Faltando três anos para a eleição presidencial, Jair Bolsonaro decidiu cuidar da própria sucessão como se o ano de 2022 estivesse na virada da esquina. O presidente cria uma atmosfera de pré-campanha. Em vez de se concentrar na construção de um governo que o credencie para um segundo mandato, Bolsonaro desperdiça sua hora com a desconstrução de potenciais adversários.
Difícil enxergar alguma serventia na precipitação de Bolsonaro. Por enquanto, o capitão conseguiu apenas colocar na rua os nomes de alguns dos seus rivais. Entre eles o que mais o preocupa: Luciano Huck. Em entrevista a uma revista feminina, Angélica disse o seguinte sobre a eventual candidatura presidencial do marido: "Não posso dizer que acho muito legal Luciano sair candidato, não seria verdade. Mas tem uma hora que você não está mais no controle. É uma espécie de chamado".

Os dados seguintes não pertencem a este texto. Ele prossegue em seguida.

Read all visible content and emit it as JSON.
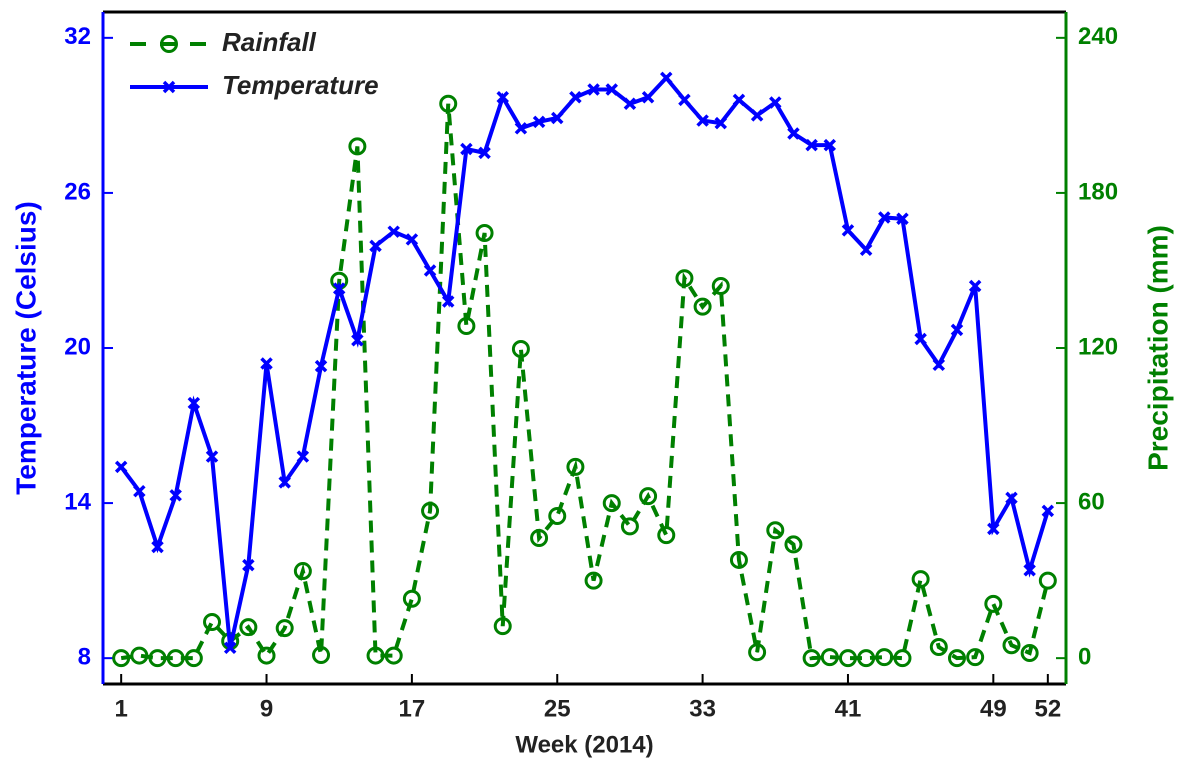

Bolsonaro não para de chamar. No final de semana, o presidente voltou a espinafrar o apresentador de TV num discurso transmitido via internet para um evento chamado "3º Simpósio Nacional Conservador". O capitão afirmou que o povo não votará em "pau mandado da Globo". Há coisa de dois anos, dizia-se coisa parecida de Bolsonaro. O povo não votaria num candidato que vinha do baixo clero e não dispunha de estrutura partidária. Deu no que está dando.
A Presidência de Bolsonaro é o resultado de dois fenômenos: o antipetismo e a falência das forças políticas de centro. Em 2022, se tiver resultados econômicos a exibir, Bolsonaro será um candidato competitivo. Do contrário, ele pode bater com a cabeça no teto de sua impopularidade. E o pedaço do eleitorado que tem ojeriza a Lula e ao PT pode buscar fora da política uma novidade genuína. Ao antecipar a campanha, Bolsonaro potencializa a conversão da celebridade da telinha em alternativa eleitoral sem que Huck precise deixar seu palanque eletrônico. Bolsonaro anda tão ocupado em fazer campanha que já não encontra tempo para exercitar a inteligência.